Now, can we say that any one of these American Dreams is attainable? Had you asked me just a couple of weeks earlier, (and had I answered honestly) I would have laughed and said no. But now, I am finding I am more inclined to agree with my aunt’s enthusiastic reply of hell yeah!
“Of course it’s attainable. Work your [rear end] off and anything is going to be possible.” she says, echoing the principle my family has raised us on.
She takes out a small collage she made with her children a couple years back. It has pictures of a two story house, a car, herself with her husband and daughters. Looking over it, we see that most of what she had put on her “Dream Board” is in her possesion now. All you need is to add another story on top of this place, and upgrade your car and, all set! I joke.
“To me,” she says, thoughtful once more, “the American Dream meant never settling. You have no reason to settle”
“America is no ‘El Dorado’” she continues at my probing, “but it is a land of opportunity.”
I reflect on what I have heard for the following couple of days; it has certainly had some impact on my opinion of this “American Dream.” As I am walking up the stairs to my class across campus, something brings my mind to politics and it hits me again: we have a black president. I’m not so dense that this revelation has barely come to me, but it still gets me, every now and then. I’m living through history. How appropriate that I am writing an essay about the American Dream. One of the “fundamental truths about the country,” shot at us since Jackson began the era of the common man, is that “anyone can grow up to be president.” Up until the latest election, the promise had not come through very well; we had remained in the hand of aged white males.

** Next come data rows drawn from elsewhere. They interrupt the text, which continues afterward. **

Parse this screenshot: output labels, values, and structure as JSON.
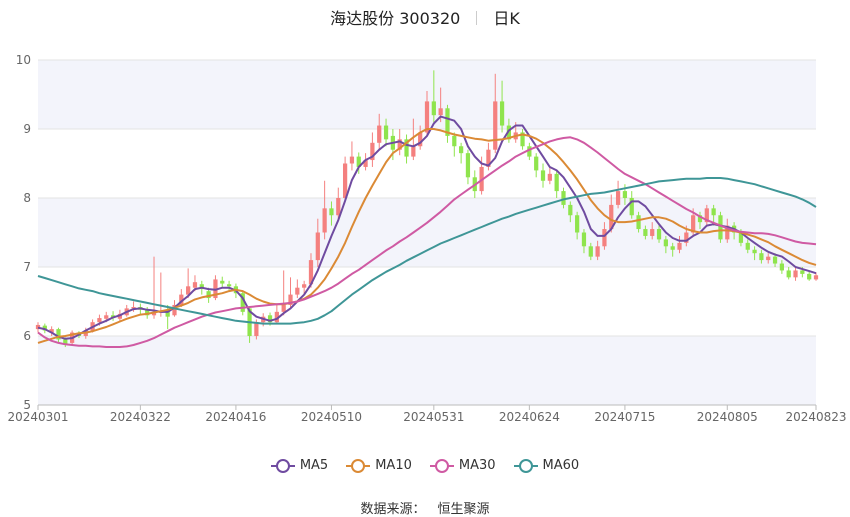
{
  "header": {
    "title": "海达股份 300320",
    "period": "日K"
  },
  "source": {
    "label": "数据来源：",
    "name": "恒生聚源"
  },
  "colors": {
    "up": "#f4807f",
    "down": "#8fe44d",
    "MA5": "#6f4ba0",
    "MA10": "#db8a35",
    "MA30": "#cf5aa3",
    "MA60": "#3f9697",
    "band": "#f3f4fb",
    "grid": "#e3e3e3"
  },
  "chart_data": {
    "type": "candlestick",
    "ylim": [
      5,
      10
    ],
    "yticks": [
      5,
      6,
      7,
      8,
      9,
      10
    ],
    "grid": true,
    "legend_position": "bottom",
    "date_range": [
      "20240301",
      "20240823"
    ],
    "xtick_labels": [
      "20240301",
      "20240322",
      "20240416",
      "20240510",
      "20240531",
      "20240624",
      "20240715",
      "20240805",
      "20240823"
    ],
    "xtick_index": [
      0,
      15,
      29,
      43,
      58,
      72,
      86,
      101,
      114
    ],
    "candles": [
      [
        6.1,
        6.16,
        6.2,
        6.05
      ],
      [
        6.15,
        6.08,
        6.18,
        6.04
      ],
      [
        6.05,
        6.1,
        6.14,
        6.0
      ],
      [
        6.1,
        5.95,
        6.12,
        5.9
      ],
      [
        5.95,
        5.88,
        5.98,
        5.84
      ],
      [
        5.9,
        6.05,
        6.08,
        5.86
      ],
      [
        6.02,
        6.0,
        6.07,
        5.97
      ],
      [
        6.0,
        6.08,
        6.12,
        5.96
      ],
      [
        6.08,
        6.2,
        6.24,
        6.05
      ],
      [
        6.2,
        6.26,
        6.31,
        6.15
      ],
      [
        6.25,
        6.3,
        6.35,
        6.2
      ],
      [
        6.3,
        6.26,
        6.36,
        6.22
      ],
      [
        6.25,
        6.32,
        6.38,
        6.2
      ],
      [
        6.3,
        6.4,
        6.45,
        6.28
      ],
      [
        6.4,
        6.42,
        6.5,
        6.35
      ],
      [
        6.42,
        6.38,
        6.47,
        6.3
      ],
      [
        6.38,
        6.3,
        6.42,
        6.25
      ],
      [
        6.3,
        6.35,
        7.15,
        6.25
      ],
      [
        6.35,
        6.35,
        6.92,
        6.28
      ],
      [
        6.38,
        6.28,
        6.45,
        6.1
      ],
      [
        6.3,
        6.45,
        6.52,
        6.28
      ],
      [
        6.45,
        6.6,
        6.68,
        6.42
      ],
      [
        6.6,
        6.72,
        6.98,
        6.55
      ],
      [
        6.7,
        6.78,
        6.88,
        6.65
      ],
      [
        6.75,
        6.68,
        6.8,
        6.6
      ],
      [
        6.65,
        6.55,
        6.7,
        6.48
      ],
      [
        6.55,
        6.82,
        6.88,
        6.52
      ],
      [
        6.8,
        6.76,
        6.86,
        6.7
      ],
      [
        6.75,
        6.72,
        6.8,
        6.66
      ],
      [
        6.72,
        6.62,
        6.76,
        6.55
      ],
      [
        6.62,
        6.35,
        6.65,
        6.3
      ],
      [
        6.4,
        6.0,
        6.42,
        5.9
      ],
      [
        6.0,
        6.2,
        6.24,
        5.95
      ],
      [
        6.2,
        6.28,
        6.33,
        6.14
      ],
      [
        6.3,
        6.2,
        6.34,
        6.15
      ],
      [
        6.2,
        6.35,
        6.45,
        6.18
      ],
      [
        6.35,
        6.45,
        6.95,
        6.3
      ],
      [
        6.45,
        6.6,
        6.85,
        6.4
      ],
      [
        6.6,
        6.7,
        6.82,
        6.55
      ],
      [
        6.7,
        6.75,
        6.8,
        6.6
      ],
      [
        6.75,
        7.1,
        7.2,
        6.7
      ],
      [
        7.1,
        7.5,
        7.7,
        7.0
      ],
      [
        7.5,
        7.85,
        8.25,
        7.4
      ],
      [
        7.85,
        7.75,
        7.95,
        7.6
      ],
      [
        7.75,
        8.0,
        8.15,
        7.7
      ],
      [
        8.0,
        8.5,
        8.6,
        7.95
      ],
      [
        8.5,
        8.6,
        8.82,
        8.4
      ],
      [
        8.6,
        8.45,
        8.66,
        8.35
      ],
      [
        8.45,
        8.55,
        8.65,
        8.4
      ],
      [
        8.55,
        8.8,
        8.95,
        8.45
      ],
      [
        8.8,
        9.05,
        9.22,
        8.7
      ],
      [
        9.05,
        8.85,
        9.15,
        8.75
      ],
      [
        8.9,
        8.7,
        9.0,
        8.55
      ],
      [
        8.7,
        8.85,
        9.0,
        8.62
      ],
      [
        8.85,
        8.6,
        8.92,
        8.5
      ],
      [
        8.6,
        8.75,
        9.15,
        8.55
      ],
      [
        8.75,
        8.95,
        9.05,
        8.7
      ],
      [
        8.95,
        9.4,
        9.55,
        8.9
      ],
      [
        9.4,
        9.2,
        9.85,
        9.1
      ],
      [
        9.2,
        9.3,
        9.6,
        9.1
      ],
      [
        9.3,
        8.9,
        9.35,
        8.8
      ],
      [
        8.9,
        8.75,
        8.95,
        8.6
      ],
      [
        8.75,
        8.65,
        8.8,
        8.5
      ],
      [
        8.65,
        8.3,
        8.7,
        8.2
      ],
      [
        8.3,
        8.1,
        8.4,
        8.0
      ],
      [
        8.1,
        8.45,
        8.6,
        8.05
      ],
      [
        8.45,
        8.7,
        8.8,
        8.4
      ],
      [
        8.7,
        9.4,
        9.8,
        8.65
      ],
      [
        9.4,
        9.05,
        9.7,
        8.95
      ],
      [
        9.05,
        8.85,
        9.15,
        8.8
      ],
      [
        8.85,
        8.95,
        9.1,
        8.8
      ],
      [
        8.95,
        8.75,
        9.0,
        8.7
      ],
      [
        8.75,
        8.6,
        8.8,
        8.55
      ],
      [
        8.6,
        8.4,
        8.65,
        8.3
      ],
      [
        8.4,
        8.25,
        8.5,
        8.15
      ],
      [
        8.25,
        8.35,
        8.45,
        8.2
      ],
      [
        8.35,
        8.1,
        8.4,
        8.0
      ],
      [
        8.1,
        7.9,
        8.15,
        7.85
      ],
      [
        7.9,
        7.75,
        7.95,
        7.65
      ],
      [
        7.75,
        7.5,
        7.8,
        7.4
      ],
      [
        7.5,
        7.3,
        7.55,
        7.2
      ],
      [
        7.3,
        7.15,
        7.35,
        7.1
      ],
      [
        7.15,
        7.3,
        7.38,
        7.1
      ],
      [
        7.3,
        7.55,
        7.65,
        7.25
      ],
      [
        7.55,
        7.9,
        8.05,
        7.5
      ],
      [
        7.9,
        8.1,
        8.25,
        7.85
      ],
      [
        8.1,
        8.0,
        8.2,
        7.9
      ],
      [
        8.0,
        7.75,
        8.1,
        7.7
      ],
      [
        7.75,
        7.55,
        7.8,
        7.5
      ],
      [
        7.55,
        7.45,
        7.6,
        7.4
      ],
      [
        7.45,
        7.55,
        7.65,
        7.4
      ],
      [
        7.55,
        7.4,
        7.6,
        7.35
      ],
      [
        7.4,
        7.3,
        7.45,
        7.2
      ],
      [
        7.3,
        7.25,
        7.35,
        7.15
      ],
      [
        7.25,
        7.35,
        7.45,
        7.2
      ],
      [
        7.35,
        7.5,
        7.6,
        7.3
      ],
      [
        7.5,
        7.75,
        7.85,
        7.45
      ],
      [
        7.75,
        7.65,
        7.8,
        7.55
      ],
      [
        7.65,
        7.85,
        7.9,
        7.6
      ],
      [
        7.85,
        7.75,
        7.9,
        7.6
      ],
      [
        7.75,
        7.4,
        7.8,
        7.35
      ],
      [
        7.4,
        7.6,
        7.7,
        7.35
      ],
      [
        7.6,
        7.5,
        7.65,
        7.4
      ],
      [
        7.5,
        7.35,
        7.55,
        7.3
      ],
      [
        7.35,
        7.25,
        7.4,
        7.2
      ],
      [
        7.25,
        7.2,
        7.3,
        7.1
      ],
      [
        7.2,
        7.1,
        7.25,
        7.05
      ],
      [
        7.1,
        7.15,
        7.2,
        7.05
      ],
      [
        7.15,
        7.05,
        7.2,
        7.0
      ],
      [
        7.05,
        6.95,
        7.1,
        6.9
      ],
      [
        6.95,
        6.85,
        7.0,
        6.82
      ],
      [
        6.85,
        6.95,
        7.0,
        6.8
      ],
      [
        6.95,
        6.9,
        7.0,
        6.85
      ],
      [
        6.9,
        6.82,
        6.95,
        6.8
      ],
      [
        6.82,
        6.88,
        6.92,
        6.8
      ]
    ],
    "series": [
      {
        "name": "MA5",
        "values": [
          6.12,
          6.1,
          6.05,
          5.99,
          5.96,
          5.97,
          6.02,
          6.08,
          6.13,
          6.18,
          6.22,
          6.27,
          6.3,
          6.35,
          6.39,
          6.4,
          6.38,
          6.37,
          6.35,
          6.35,
          6.41,
          6.5,
          6.58,
          6.68,
          6.7,
          6.68,
          6.67,
          6.7,
          6.7,
          6.66,
          6.55,
          6.36,
          6.28,
          6.25,
          6.22,
          6.25,
          6.33,
          6.4,
          6.5,
          6.6,
          6.75,
          6.95,
          7.2,
          7.45,
          7.68,
          7.96,
          8.26,
          8.45,
          8.55,
          8.6,
          8.7,
          8.78,
          8.8,
          8.82,
          8.77,
          8.75,
          8.8,
          8.9,
          9.08,
          9.18,
          9.15,
          9.12,
          9.0,
          8.75,
          8.6,
          8.5,
          8.47,
          8.58,
          8.82,
          8.98,
          9.05,
          9.05,
          8.9,
          8.75,
          8.6,
          8.45,
          8.4,
          8.3,
          8.15,
          8.0,
          7.8,
          7.55,
          7.45,
          7.45,
          7.55,
          7.72,
          7.85,
          7.95,
          7.95,
          7.88,
          7.75,
          7.62,
          7.5,
          7.42,
          7.38,
          7.38,
          7.45,
          7.5,
          7.6,
          7.62,
          7.6,
          7.58,
          7.55,
          7.5,
          7.42,
          7.35,
          7.28,
          7.22,
          7.18,
          7.15,
          7.08,
          7.0,
          6.97,
          6.94,
          6.91
        ]
      },
      {
        "name": "MA10",
        "values": [
          5.9,
          5.93,
          5.96,
          5.99,
          6.0,
          6.02,
          6.04,
          6.05,
          6.07,
          6.1,
          6.13,
          6.17,
          6.21,
          6.25,
          6.28,
          6.31,
          6.32,
          6.34,
          6.36,
          6.38,
          6.41,
          6.44,
          6.48,
          6.53,
          6.56,
          6.58,
          6.6,
          6.62,
          6.65,
          6.67,
          6.65,
          6.6,
          6.54,
          6.5,
          6.47,
          6.46,
          6.46,
          6.48,
          6.5,
          6.54,
          6.6,
          6.7,
          6.82,
          6.98,
          7.15,
          7.35,
          7.58,
          7.8,
          8.0,
          8.18,
          8.35,
          8.52,
          8.65,
          8.72,
          8.8,
          8.88,
          8.95,
          9.0,
          9.0,
          8.98,
          8.95,
          8.92,
          8.9,
          8.88,
          8.86,
          8.85,
          8.83,
          8.84,
          8.85,
          8.87,
          8.9,
          8.92,
          8.9,
          8.86,
          8.8,
          8.72,
          8.63,
          8.52,
          8.4,
          8.27,
          8.12,
          7.97,
          7.85,
          7.75,
          7.68,
          7.65,
          7.65,
          7.66,
          7.68,
          7.7,
          7.72,
          7.72,
          7.7,
          7.66,
          7.6,
          7.55,
          7.52,
          7.5,
          7.5,
          7.52,
          7.53,
          7.53,
          7.52,
          7.5,
          7.47,
          7.44,
          7.4,
          7.36,
          7.3,
          7.25,
          7.2,
          7.15,
          7.1,
          7.06,
          7.03
        ]
      },
      {
        "name": "MA30",
        "values": [
          6.05,
          5.98,
          5.93,
          5.9,
          5.88,
          5.87,
          5.86,
          5.86,
          5.85,
          5.85,
          5.84,
          5.84,
          5.84,
          5.85,
          5.87,
          5.9,
          5.93,
          5.97,
          6.02,
          6.07,
          6.12,
          6.16,
          6.2,
          6.24,
          6.28,
          6.31,
          6.34,
          6.36,
          6.38,
          6.4,
          6.41,
          6.42,
          6.43,
          6.44,
          6.45,
          6.46,
          6.47,
          6.48,
          6.5,
          6.53,
          6.57,
          6.61,
          6.65,
          6.7,
          6.76,
          6.83,
          6.9,
          6.96,
          7.03,
          7.1,
          7.17,
          7.24,
          7.3,
          7.37,
          7.43,
          7.5,
          7.57,
          7.64,
          7.72,
          7.8,
          7.89,
          7.98,
          8.05,
          8.12,
          8.19,
          8.26,
          8.33,
          8.4,
          8.47,
          8.53,
          8.6,
          8.65,
          8.7,
          8.74,
          8.78,
          8.82,
          8.85,
          8.87,
          8.88,
          8.85,
          8.8,
          8.73,
          8.66,
          8.58,
          8.5,
          8.42,
          8.35,
          8.3,
          8.25,
          8.2,
          8.14,
          8.08,
          8.02,
          7.96,
          7.9,
          7.84,
          7.79,
          7.73,
          7.68,
          7.64,
          7.6,
          7.56,
          7.53,
          7.51,
          7.5,
          7.49,
          7.49,
          7.48,
          7.46,
          7.43,
          7.4,
          7.37,
          7.35,
          7.34,
          7.33
        ]
      },
      {
        "name": "MA60",
        "values": [
          6.87,
          6.84,
          6.81,
          6.78,
          6.75,
          6.72,
          6.69,
          6.67,
          6.65,
          6.62,
          6.6,
          6.58,
          6.56,
          6.54,
          6.52,
          6.5,
          6.48,
          6.46,
          6.44,
          6.42,
          6.4,
          6.38,
          6.36,
          6.34,
          6.32,
          6.3,
          6.28,
          6.26,
          6.24,
          6.22,
          6.21,
          6.2,
          6.19,
          6.18,
          6.18,
          6.18,
          6.18,
          6.18,
          6.19,
          6.2,
          6.22,
          6.25,
          6.3,
          6.36,
          6.44,
          6.52,
          6.6,
          6.67,
          6.74,
          6.81,
          6.87,
          6.93,
          6.98,
          7.03,
          7.09,
          7.14,
          7.19,
          7.24,
          7.29,
          7.34,
          7.38,
          7.42,
          7.46,
          7.5,
          7.54,
          7.58,
          7.62,
          7.66,
          7.7,
          7.73,
          7.77,
          7.8,
          7.83,
          7.86,
          7.89,
          7.92,
          7.95,
          7.98,
          8.0,
          8.02,
          8.04,
          8.06,
          8.07,
          8.08,
          8.1,
          8.12,
          8.14,
          8.16,
          8.18,
          8.2,
          8.22,
          8.24,
          8.25,
          8.26,
          8.27,
          8.28,
          8.28,
          8.28,
          8.29,
          8.29,
          8.29,
          8.28,
          8.26,
          8.24,
          8.22,
          8.2,
          8.17,
          8.14,
          8.11,
          8.08,
          8.05,
          8.02,
          7.98,
          7.93,
          7.87
        ]
      }
    ]
  }
}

Then, it seemed we might have either a woman or a young, black man as our next president, and the public chose to come through with the promise of this American Dream.

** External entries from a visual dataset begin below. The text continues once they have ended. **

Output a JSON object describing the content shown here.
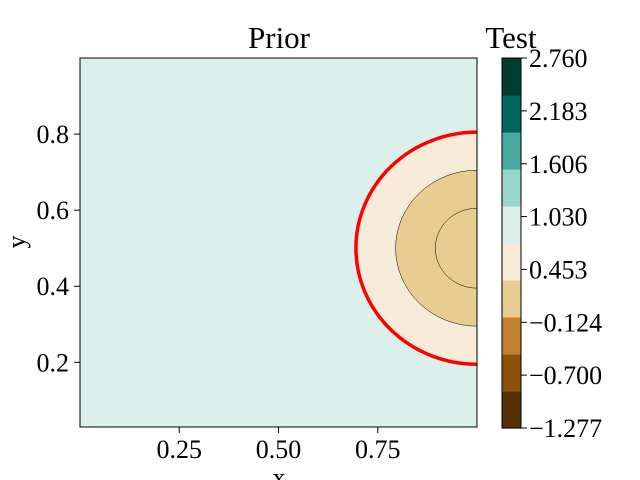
{
  "chart_data": {
    "type": "contour",
    "title": "Prior",
    "secondary_title": "Test",
    "xlabel": "x",
    "ylabel": "y",
    "xlim": [
      0.0,
      1.0
    ],
    "ylim": [
      0.03,
      1.0
    ],
    "xticks": [
      "0.25",
      "0.50",
      "0.75"
    ],
    "xtick_values": [
      0.25,
      0.5,
      0.75
    ],
    "yticks": [
      "0.2",
      "0.4",
      "0.6",
      "0.8"
    ],
    "ytick_values": [
      0.2,
      0.4,
      0.6,
      0.8
    ],
    "background_fill": "#dbefeb",
    "colormap": "BrBG",
    "colorbar": {
      "ticks": [
        "−1.277",
        "−0.700",
        "−0.124",
        "0.453",
        "1.030",
        "1.606",
        "2.183",
        "2.760"
      ],
      "values": [
        -1.277,
        -0.7,
        -0.124,
        0.453,
        1.03,
        1.606,
        2.183,
        2.76
      ],
      "colors": [
        "#543005",
        "#8c510a",
        "#bf812d",
        "#e7cd91",
        "#f6ebd8",
        "#dbefeb",
        "#98d6cb",
        "#4aa99e",
        "#01665e",
        "#003c30"
      ]
    },
    "contours": [
      {
        "center": [
          1.0,
          0.5
        ],
        "radius": 0.305,
        "fill": "#f6ebd8",
        "edge": "#ff0000",
        "edge_width": 3.5
      },
      {
        "center": [
          1.0,
          0.5
        ],
        "radius": 0.205,
        "fill": "#e7cd91",
        "edge": "#000000",
        "edge_width": 0.5
      },
      {
        "center": [
          1.0,
          0.5
        ],
        "radius": 0.105,
        "fill": "#e7cd91",
        "edge": "#000000",
        "edge_width": 0.5
      }
    ]
  }
}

Of the definitions I was presented throughout my research, the one that seemed most clearly to explain the current and essential meaning of the American Dream is that as described by Adams, the man who first presented the idea. His definition went something like this…
[The American Dream is] "that dream of a land in which life should be better and richer and fuller for everyone, with opportunity for each according to ability or achievement. It is a difficult dream for the European upper classes to interpret adequately, and too many of us ourselves have grown weary and mistrustful of it. It is not a dream of motor cars and high wages merely, but a dream of social order in which each man and each woman shall be able to attain to the fullest stature of which they are innately capable, and be recognized by others for what they are, regardless of the fortuitous circumstances of birth or position.”